As has been said, the British Isles contain no less than 119 ports available for commerce, and practically all of them have been developed for effective use.

Even if the Germans have 500 submarines constructed for the purposes of this blockade, as is claimed, the total makes an average of only about four submarines available for blockading each port.

Submarines, with even the largest radius which any of these boats possess, are dependent upon a convenient base or upon the service rendered by a “mother ship.” They generally can carry a most limited number of torpedoes, without which they are ineffective, and in addition they are severely handicapped by the very nature of their operations.

The ordinary blockade is not subject to these limitations.
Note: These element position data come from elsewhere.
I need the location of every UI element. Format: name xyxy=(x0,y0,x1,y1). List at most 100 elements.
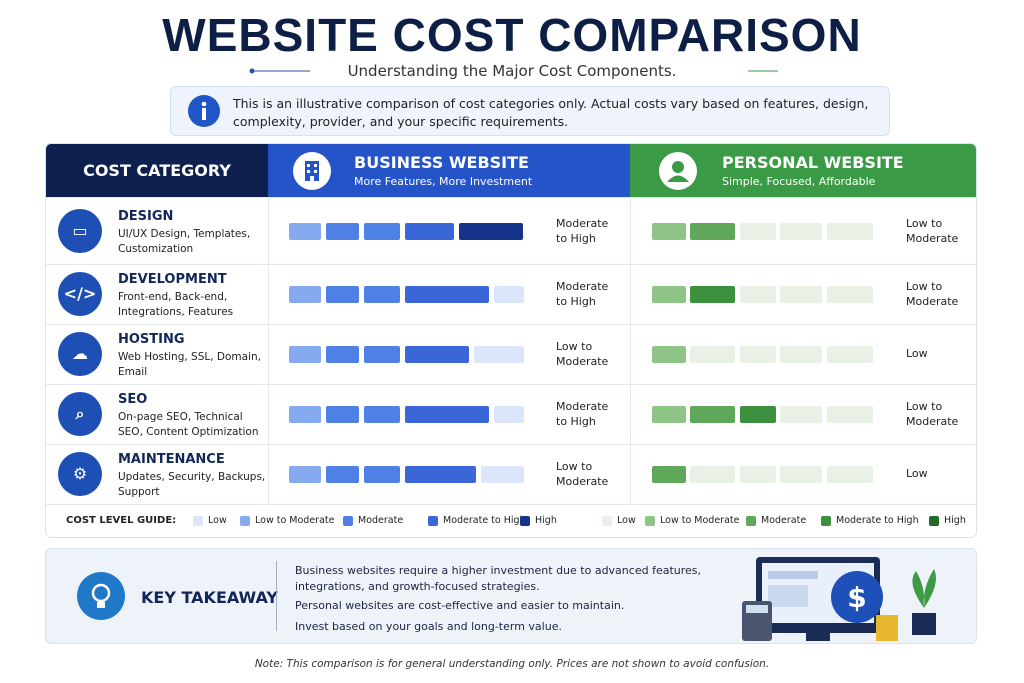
subtitle: Understanding the Major Cost Components. xyxy=(347,62,677,80)
level-segment xyxy=(494,286,524,303)
business-header: BUSINESS WEBSITE More Features, More Inv… xyxy=(268,144,630,198)
category-header: COST CATEGORY xyxy=(46,144,268,198)
business-subtitle: More Features, More Investment xyxy=(354,175,533,188)
takeaway-text: Business websites require a higher inves… xyxy=(295,563,715,635)
illustration: $ xyxy=(742,557,937,641)
info-icon xyxy=(188,95,220,127)
level-segment xyxy=(289,346,321,363)
guide-swatch xyxy=(240,516,250,526)
guide-swatch xyxy=(193,516,203,526)
business-title: BUSINESS WEBSITE xyxy=(354,153,529,172)
business-level: Moderate to High xyxy=(556,400,609,428)
row-name: SEO xyxy=(118,392,148,407)
guide-swatch xyxy=(520,516,530,526)
row-category xyxy=(46,264,269,325)
guide-swatch xyxy=(428,516,438,526)
guide-item: Moderate xyxy=(761,515,807,526)
level-segment xyxy=(289,466,321,483)
row-name: MAINTENANCE xyxy=(118,452,225,467)
row-personal xyxy=(630,264,976,325)
level-segment xyxy=(405,406,489,423)
guide-item: Moderate to High xyxy=(443,515,526,526)
business-level: Low to Moderate xyxy=(556,340,609,368)
level-segment xyxy=(780,466,822,483)
guide-item: Low xyxy=(208,515,227,526)
row-desc: Front-end, Back-end, Integrations, Featu… xyxy=(118,291,234,318)
row-personal xyxy=(630,384,976,445)
guide-swatch xyxy=(929,516,939,526)
row-business xyxy=(268,264,631,325)
level-segment xyxy=(652,346,686,363)
business-icon xyxy=(293,152,331,190)
guide-item: Moderate to High xyxy=(836,515,919,526)
notice: This is an illustrative comparison of co… xyxy=(170,86,890,136)
level-segment xyxy=(289,286,321,303)
row-name: HOSTING xyxy=(118,332,185,347)
level-segment xyxy=(326,406,359,423)
row-desc: Web Hosting, SSL, Domain, Email xyxy=(118,351,261,378)
guide-item: Moderate xyxy=(358,515,404,526)
level-segment xyxy=(405,466,476,483)
row-category xyxy=(46,324,269,385)
level-segment xyxy=(827,346,873,363)
comparison-table: COST CATEGORY BUSINESS WEBSITE More Feat… xyxy=(45,143,977,538)
level-segment xyxy=(690,286,735,303)
takeaway-line: Invest based on your goals and long-term… xyxy=(295,620,562,633)
level-segment xyxy=(652,286,686,303)
personal-subtitle: Simple, Focused, Affordable xyxy=(722,175,876,188)
level-segment xyxy=(740,466,776,483)
personal-icon xyxy=(659,152,697,190)
personal-header: PERSONAL WEBSITE Simple, Focused, Afford… xyxy=(630,144,976,198)
level-segment xyxy=(740,346,776,363)
personal-level: Low to Moderate xyxy=(906,400,959,428)
level-segment xyxy=(780,222,822,240)
level-segment xyxy=(326,466,359,483)
level-segment xyxy=(827,406,873,423)
level-segment xyxy=(780,406,822,423)
level-segment xyxy=(289,222,321,240)
guide-item: Low to Moderate xyxy=(255,515,335,526)
level-segment xyxy=(326,222,359,240)
level-segment xyxy=(690,406,735,423)
notice-text: This is an illustrative comparison of co… xyxy=(233,96,869,129)
level-segment xyxy=(474,346,524,363)
level-segment xyxy=(740,286,776,303)
level-segment xyxy=(740,406,776,423)
level-segment xyxy=(827,286,873,303)
guide-item: High xyxy=(944,515,966,526)
guide-item: Low to Moderate xyxy=(660,515,740,526)
guide-swatch xyxy=(343,516,353,526)
row-category xyxy=(46,197,269,265)
personal-level: Low xyxy=(906,347,928,360)
guide-swatch xyxy=(602,516,612,526)
level-segment xyxy=(459,222,523,240)
row-icon: ⌕ xyxy=(58,392,102,436)
level-segment xyxy=(827,222,873,240)
level-segment xyxy=(364,222,400,240)
row-business xyxy=(268,324,631,385)
level-segment xyxy=(780,346,822,363)
row-category xyxy=(46,444,269,505)
bulb-icon xyxy=(77,572,125,620)
level-segment xyxy=(652,406,686,423)
level-segment xyxy=(405,286,489,303)
level-segment xyxy=(405,222,454,240)
guide-item: Low xyxy=(617,515,636,526)
row-desc: UI/UX Design, Templates, Customization xyxy=(118,227,251,255)
takeaway-box: KEY TAKEAWAY Business websites require a… xyxy=(45,548,977,644)
row-business xyxy=(268,444,631,505)
level-segment xyxy=(364,286,400,303)
level-segment xyxy=(481,466,524,483)
row-icon: ▭ xyxy=(58,208,102,253)
footnote: Note: This comparison is for general und… xyxy=(254,658,770,670)
level-segment xyxy=(364,466,400,483)
level-segment xyxy=(690,466,735,483)
business-level: Moderate to High xyxy=(556,280,609,308)
takeaway-line: Personal websites are cost-effective and… xyxy=(295,599,625,612)
guide-label: COST LEVEL GUIDE: xyxy=(66,515,177,526)
row-category xyxy=(46,384,269,445)
guide-swatch xyxy=(746,516,756,526)
level-segment xyxy=(326,286,359,303)
row-business xyxy=(268,197,631,265)
level-segment xyxy=(690,346,735,363)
A blockade established upon the surface of the ocean can maintain a constant lookout over a wide expanse of the sea. By use of searchlights, it can be carried on at night as well as by day. Cruisers may be coaled at sea and provided with ammunition openly. The submarine may not. Without a base or a hovering fleet of “mother ships,” the submarine cannot do continuous duty on blockade or otherwise.

If it is planned to operate the submarine blockade of the British Isles in relays, the number of ships on duty at a given port will be thereby halved, to the detriment of the blockade's effectiveness. Two submarines to a port could hardly maintain a blockade in the condition which the ordinary interpretaion of international law has required to give it recognition amoung neutrals.

British domination of the sea has not come about by chance. England's geographic limitations have compelled her to keep the avenues of ocean traffic open through constant readiness to render naval protection to her carrying trade; and it is the result of her insular position that her activities have developed on sea and land.

What Nature has always done for the children of the wild by rendering them adaptable, through habit and through equipment, to the environment in which they are placed, the English people have done for themselves. Cribbed, cabined, and confined upon a group of islands limited in area and capable of inadequate productiveness, even with the most intensive of cultivation, they were forced, first, to command the avenues of supply for themselves and, in order to meet the increasing expense of such necessity, second, to develop their manufacturing resources to the highest degree.

To this they owe the great number of ports which they now possess and which, by their very numbers, render a blockade, however attempted, a herculean task. A clearer example of how nations are limited or advanced by their geographic environment could hardly be found.